- Quinn in Barfly, 1987
- Born: John James Quinn Jr. November 30, 1930 Philadelphia, Pennsylvania, U.S.
- Died: February 10, 2004 (aged 63) Juárez, Mexico
- Occupations: Film, stage and television actor

= J. C. Quinn =

American film, stage and television actor

John James Quinn Jr. (November 30, 1940 – February 10, 2004) was an American film, stage and television actor. He was best known for playing Arliss "Sonny" Dawson in the 1989 film The Abyss.

== Life and career ==
Quinn was born in Philadelphia, Pennsylvania. He studied acting in New York, and performed on stage. He began his screen career in 1977, appearing in the film Hooch. In 1978, he appeared in the film On the Yard.

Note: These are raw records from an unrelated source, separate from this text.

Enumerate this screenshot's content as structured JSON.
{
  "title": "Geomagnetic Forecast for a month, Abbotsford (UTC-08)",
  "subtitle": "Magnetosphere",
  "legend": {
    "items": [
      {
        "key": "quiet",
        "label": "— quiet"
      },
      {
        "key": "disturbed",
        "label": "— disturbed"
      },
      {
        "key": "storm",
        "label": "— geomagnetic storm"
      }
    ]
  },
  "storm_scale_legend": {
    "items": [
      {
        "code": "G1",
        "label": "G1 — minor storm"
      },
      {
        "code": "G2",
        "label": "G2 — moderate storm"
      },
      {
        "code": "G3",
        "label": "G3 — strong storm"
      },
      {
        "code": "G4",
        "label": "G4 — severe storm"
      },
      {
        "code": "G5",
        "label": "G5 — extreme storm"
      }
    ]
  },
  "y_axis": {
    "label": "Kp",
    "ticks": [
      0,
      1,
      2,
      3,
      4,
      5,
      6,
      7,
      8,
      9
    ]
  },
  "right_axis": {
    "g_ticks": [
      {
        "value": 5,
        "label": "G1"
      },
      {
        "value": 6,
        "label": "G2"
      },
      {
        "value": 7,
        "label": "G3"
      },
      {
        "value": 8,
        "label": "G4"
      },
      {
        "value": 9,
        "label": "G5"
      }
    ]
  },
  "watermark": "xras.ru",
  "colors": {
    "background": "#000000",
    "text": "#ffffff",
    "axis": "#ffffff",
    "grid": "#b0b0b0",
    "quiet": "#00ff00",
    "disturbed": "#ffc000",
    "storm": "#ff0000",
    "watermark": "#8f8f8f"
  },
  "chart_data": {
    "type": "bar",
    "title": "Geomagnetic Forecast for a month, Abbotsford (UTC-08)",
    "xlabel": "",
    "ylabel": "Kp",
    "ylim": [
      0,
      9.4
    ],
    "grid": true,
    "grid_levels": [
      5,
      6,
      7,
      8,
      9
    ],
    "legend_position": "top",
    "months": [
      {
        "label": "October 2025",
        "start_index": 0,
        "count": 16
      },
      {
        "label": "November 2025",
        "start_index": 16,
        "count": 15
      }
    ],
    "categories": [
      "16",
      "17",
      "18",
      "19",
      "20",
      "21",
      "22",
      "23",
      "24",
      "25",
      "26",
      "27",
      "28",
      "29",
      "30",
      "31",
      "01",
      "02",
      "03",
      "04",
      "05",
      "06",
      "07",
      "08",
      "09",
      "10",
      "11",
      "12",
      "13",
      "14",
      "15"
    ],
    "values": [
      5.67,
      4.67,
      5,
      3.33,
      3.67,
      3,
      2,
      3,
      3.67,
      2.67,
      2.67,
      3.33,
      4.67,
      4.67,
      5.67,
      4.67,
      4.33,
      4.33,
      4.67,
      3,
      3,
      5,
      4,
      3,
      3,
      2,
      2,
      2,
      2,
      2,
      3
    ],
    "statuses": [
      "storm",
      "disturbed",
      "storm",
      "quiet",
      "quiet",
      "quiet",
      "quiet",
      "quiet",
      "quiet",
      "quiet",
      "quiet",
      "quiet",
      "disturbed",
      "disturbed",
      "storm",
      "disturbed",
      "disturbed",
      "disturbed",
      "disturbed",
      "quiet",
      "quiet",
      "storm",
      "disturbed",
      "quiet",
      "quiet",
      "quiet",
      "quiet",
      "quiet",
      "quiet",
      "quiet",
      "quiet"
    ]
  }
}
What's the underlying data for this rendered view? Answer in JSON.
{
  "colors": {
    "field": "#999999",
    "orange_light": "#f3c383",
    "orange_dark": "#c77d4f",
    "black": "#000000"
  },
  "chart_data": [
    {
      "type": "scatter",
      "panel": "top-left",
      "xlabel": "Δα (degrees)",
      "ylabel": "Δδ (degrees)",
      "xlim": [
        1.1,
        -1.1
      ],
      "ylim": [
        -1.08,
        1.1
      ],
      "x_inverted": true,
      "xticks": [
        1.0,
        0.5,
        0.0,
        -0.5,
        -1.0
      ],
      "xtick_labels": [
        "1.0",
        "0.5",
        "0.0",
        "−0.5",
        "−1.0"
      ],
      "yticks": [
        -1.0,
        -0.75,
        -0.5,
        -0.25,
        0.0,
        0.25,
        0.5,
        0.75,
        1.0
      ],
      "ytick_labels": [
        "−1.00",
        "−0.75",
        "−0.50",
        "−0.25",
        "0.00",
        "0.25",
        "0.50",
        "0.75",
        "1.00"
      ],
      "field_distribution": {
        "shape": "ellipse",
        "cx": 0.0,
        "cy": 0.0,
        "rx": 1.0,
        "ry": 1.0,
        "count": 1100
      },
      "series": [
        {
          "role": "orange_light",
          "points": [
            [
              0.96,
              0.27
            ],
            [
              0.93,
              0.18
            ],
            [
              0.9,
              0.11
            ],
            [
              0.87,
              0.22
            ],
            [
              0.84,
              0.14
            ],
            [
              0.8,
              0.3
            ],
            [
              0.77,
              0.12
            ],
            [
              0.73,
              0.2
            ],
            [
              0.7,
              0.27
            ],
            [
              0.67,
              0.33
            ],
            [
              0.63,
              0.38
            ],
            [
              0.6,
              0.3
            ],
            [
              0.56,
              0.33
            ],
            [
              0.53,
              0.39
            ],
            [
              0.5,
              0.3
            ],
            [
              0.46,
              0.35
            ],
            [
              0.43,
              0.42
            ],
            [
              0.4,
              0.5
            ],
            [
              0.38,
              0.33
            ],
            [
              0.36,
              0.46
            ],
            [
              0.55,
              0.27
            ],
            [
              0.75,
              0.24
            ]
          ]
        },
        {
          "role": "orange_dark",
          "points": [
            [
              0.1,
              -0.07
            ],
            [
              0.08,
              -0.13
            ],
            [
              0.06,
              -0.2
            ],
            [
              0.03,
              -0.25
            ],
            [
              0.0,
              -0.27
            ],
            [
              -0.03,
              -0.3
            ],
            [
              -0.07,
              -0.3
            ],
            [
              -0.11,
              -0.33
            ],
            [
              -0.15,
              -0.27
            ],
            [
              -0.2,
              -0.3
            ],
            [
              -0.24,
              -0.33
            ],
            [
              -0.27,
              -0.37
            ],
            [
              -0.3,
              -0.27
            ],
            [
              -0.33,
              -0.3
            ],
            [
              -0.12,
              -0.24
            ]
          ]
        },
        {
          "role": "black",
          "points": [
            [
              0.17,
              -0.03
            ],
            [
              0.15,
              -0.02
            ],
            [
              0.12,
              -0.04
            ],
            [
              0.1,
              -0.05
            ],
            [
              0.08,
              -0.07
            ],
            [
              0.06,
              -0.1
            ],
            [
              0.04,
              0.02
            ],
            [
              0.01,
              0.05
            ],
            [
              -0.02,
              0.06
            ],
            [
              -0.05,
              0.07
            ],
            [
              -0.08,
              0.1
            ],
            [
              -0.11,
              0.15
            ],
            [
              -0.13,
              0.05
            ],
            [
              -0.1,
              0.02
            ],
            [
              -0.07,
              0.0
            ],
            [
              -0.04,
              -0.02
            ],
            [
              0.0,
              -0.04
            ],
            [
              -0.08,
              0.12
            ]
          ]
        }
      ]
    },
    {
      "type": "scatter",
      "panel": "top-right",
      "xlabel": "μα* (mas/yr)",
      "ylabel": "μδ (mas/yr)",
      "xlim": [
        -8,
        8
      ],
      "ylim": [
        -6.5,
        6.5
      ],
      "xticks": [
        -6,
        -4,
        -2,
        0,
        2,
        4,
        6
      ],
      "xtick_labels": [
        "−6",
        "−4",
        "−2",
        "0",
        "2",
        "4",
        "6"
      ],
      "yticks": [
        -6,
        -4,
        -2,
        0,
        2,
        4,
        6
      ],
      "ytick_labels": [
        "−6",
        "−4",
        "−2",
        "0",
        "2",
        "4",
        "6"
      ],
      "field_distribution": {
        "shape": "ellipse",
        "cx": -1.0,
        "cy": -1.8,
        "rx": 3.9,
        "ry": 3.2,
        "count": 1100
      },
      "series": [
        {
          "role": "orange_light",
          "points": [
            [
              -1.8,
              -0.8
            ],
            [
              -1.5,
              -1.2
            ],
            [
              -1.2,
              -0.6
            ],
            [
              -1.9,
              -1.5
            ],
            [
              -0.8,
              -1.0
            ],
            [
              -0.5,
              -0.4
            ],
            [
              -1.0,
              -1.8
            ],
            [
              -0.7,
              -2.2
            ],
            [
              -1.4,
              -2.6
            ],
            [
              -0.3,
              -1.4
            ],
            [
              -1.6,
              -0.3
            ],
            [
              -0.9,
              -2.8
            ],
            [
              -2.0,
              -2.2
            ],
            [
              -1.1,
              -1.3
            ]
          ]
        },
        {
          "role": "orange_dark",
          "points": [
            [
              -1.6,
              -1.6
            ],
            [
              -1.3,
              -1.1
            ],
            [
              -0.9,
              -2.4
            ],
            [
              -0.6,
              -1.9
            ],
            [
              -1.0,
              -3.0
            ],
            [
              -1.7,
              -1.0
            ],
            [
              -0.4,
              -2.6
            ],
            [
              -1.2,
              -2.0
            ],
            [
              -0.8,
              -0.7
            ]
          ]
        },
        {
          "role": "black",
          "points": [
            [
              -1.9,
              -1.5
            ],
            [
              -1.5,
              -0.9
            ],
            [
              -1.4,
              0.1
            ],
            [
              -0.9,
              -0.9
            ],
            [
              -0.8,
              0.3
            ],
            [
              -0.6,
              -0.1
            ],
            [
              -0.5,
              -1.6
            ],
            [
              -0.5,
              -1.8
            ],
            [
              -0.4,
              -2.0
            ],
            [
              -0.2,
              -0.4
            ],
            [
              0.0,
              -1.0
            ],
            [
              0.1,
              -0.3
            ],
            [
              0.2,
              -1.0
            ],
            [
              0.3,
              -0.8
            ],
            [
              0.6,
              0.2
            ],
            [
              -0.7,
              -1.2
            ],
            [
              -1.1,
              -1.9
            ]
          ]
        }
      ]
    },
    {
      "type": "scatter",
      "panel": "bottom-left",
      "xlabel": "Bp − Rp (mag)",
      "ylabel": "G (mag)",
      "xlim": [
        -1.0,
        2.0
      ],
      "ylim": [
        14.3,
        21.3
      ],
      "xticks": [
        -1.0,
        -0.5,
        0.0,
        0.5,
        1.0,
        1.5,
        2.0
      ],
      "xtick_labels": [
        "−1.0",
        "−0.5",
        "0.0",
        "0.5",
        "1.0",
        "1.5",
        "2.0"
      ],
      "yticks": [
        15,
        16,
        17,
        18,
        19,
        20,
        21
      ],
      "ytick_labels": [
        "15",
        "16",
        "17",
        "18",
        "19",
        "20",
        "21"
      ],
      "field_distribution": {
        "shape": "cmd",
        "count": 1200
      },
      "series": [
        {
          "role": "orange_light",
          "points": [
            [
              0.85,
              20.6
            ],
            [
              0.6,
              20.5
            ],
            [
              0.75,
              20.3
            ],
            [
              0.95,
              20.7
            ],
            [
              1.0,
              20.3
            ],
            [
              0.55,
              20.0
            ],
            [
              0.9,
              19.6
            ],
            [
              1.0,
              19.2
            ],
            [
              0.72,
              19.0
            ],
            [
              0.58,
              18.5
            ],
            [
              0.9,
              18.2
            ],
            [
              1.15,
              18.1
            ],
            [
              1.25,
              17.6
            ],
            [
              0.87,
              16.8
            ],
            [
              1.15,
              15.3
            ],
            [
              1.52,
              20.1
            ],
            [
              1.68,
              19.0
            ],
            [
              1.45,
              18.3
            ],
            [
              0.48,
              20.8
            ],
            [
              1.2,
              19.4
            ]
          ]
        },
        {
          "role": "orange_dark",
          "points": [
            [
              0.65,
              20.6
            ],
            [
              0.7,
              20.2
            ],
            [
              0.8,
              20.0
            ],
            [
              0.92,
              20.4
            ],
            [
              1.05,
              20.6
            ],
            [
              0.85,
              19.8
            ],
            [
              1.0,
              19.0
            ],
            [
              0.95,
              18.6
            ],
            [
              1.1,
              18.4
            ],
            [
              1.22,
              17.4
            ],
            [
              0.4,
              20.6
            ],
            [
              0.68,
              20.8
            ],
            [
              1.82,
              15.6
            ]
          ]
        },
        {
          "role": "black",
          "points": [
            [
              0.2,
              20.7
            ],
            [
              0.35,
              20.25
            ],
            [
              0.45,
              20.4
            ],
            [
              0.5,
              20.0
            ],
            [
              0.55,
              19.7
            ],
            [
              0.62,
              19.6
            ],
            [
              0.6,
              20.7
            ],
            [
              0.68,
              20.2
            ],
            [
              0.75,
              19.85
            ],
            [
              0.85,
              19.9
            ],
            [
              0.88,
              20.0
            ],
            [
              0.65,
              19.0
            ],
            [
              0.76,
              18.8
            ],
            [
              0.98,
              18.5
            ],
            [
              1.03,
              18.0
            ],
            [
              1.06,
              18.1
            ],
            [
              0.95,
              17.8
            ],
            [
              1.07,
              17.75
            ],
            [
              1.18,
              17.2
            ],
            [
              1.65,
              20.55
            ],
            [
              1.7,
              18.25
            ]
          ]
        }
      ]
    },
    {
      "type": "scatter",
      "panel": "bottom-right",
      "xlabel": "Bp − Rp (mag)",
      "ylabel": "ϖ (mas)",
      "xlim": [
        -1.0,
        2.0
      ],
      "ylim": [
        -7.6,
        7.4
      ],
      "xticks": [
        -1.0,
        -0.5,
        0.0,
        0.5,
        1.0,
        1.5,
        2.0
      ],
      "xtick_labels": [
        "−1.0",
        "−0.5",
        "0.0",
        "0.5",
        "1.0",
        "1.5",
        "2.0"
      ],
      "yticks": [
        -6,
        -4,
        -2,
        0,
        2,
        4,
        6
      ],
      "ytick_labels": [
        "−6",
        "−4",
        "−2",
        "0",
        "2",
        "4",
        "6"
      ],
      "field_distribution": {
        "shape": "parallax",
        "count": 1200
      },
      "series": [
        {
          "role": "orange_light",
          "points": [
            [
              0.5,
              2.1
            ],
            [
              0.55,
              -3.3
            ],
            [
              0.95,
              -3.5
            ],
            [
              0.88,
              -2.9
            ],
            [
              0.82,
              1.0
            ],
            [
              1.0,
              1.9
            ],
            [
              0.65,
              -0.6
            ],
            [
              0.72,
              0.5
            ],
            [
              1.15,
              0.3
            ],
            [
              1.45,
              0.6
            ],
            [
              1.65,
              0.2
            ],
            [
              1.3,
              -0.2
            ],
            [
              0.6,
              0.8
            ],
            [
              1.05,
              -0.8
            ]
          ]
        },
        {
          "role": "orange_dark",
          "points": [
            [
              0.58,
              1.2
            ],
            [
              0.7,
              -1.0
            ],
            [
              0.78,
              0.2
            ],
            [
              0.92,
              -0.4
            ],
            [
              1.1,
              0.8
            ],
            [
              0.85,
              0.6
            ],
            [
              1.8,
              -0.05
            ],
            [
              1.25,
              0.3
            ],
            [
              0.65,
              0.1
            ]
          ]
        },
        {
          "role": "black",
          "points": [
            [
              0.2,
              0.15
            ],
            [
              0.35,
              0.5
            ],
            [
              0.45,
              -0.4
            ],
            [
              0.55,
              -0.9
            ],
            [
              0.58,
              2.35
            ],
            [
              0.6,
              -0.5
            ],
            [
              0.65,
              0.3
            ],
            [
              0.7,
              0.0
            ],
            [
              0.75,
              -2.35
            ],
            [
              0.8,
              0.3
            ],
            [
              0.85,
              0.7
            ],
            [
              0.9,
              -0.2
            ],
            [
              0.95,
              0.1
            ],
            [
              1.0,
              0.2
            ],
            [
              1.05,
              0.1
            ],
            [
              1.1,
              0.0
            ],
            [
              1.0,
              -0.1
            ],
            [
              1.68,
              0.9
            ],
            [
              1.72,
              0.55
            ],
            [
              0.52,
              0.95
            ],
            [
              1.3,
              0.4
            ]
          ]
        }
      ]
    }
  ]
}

Later in his career, Quinn guest-starred in numerous television programs including Hill Street Blues, Cagney & Lacey, Quantum Leap, Knots Landing, Stingray, Miami Vice, Cheers and Dawson's Creek, and played the recurring role of Red Griswald in the HBO sitcom television series 1st & Ten. In 1987, he starred as Jim in the film Barfly, starring along with Mickey Rourke, Faye Dunaway, Alice Krige and Frank Stallone. In 1989, he played Arliss "Sonny" Dawson in the film The Abyss. He also appeared in films such as Getting Away with Murder, Turner & Hooch, C.H.U.D., Gross Anatomy, Heartbreak Ridge and Brubaker.

Quinn retired from acting in 2000, last appearing in the CBS comedy drama television series That's Life.

== Death ==
Quinn died in an automobile accident in Juárez on February 10, 2004, at the age of 63.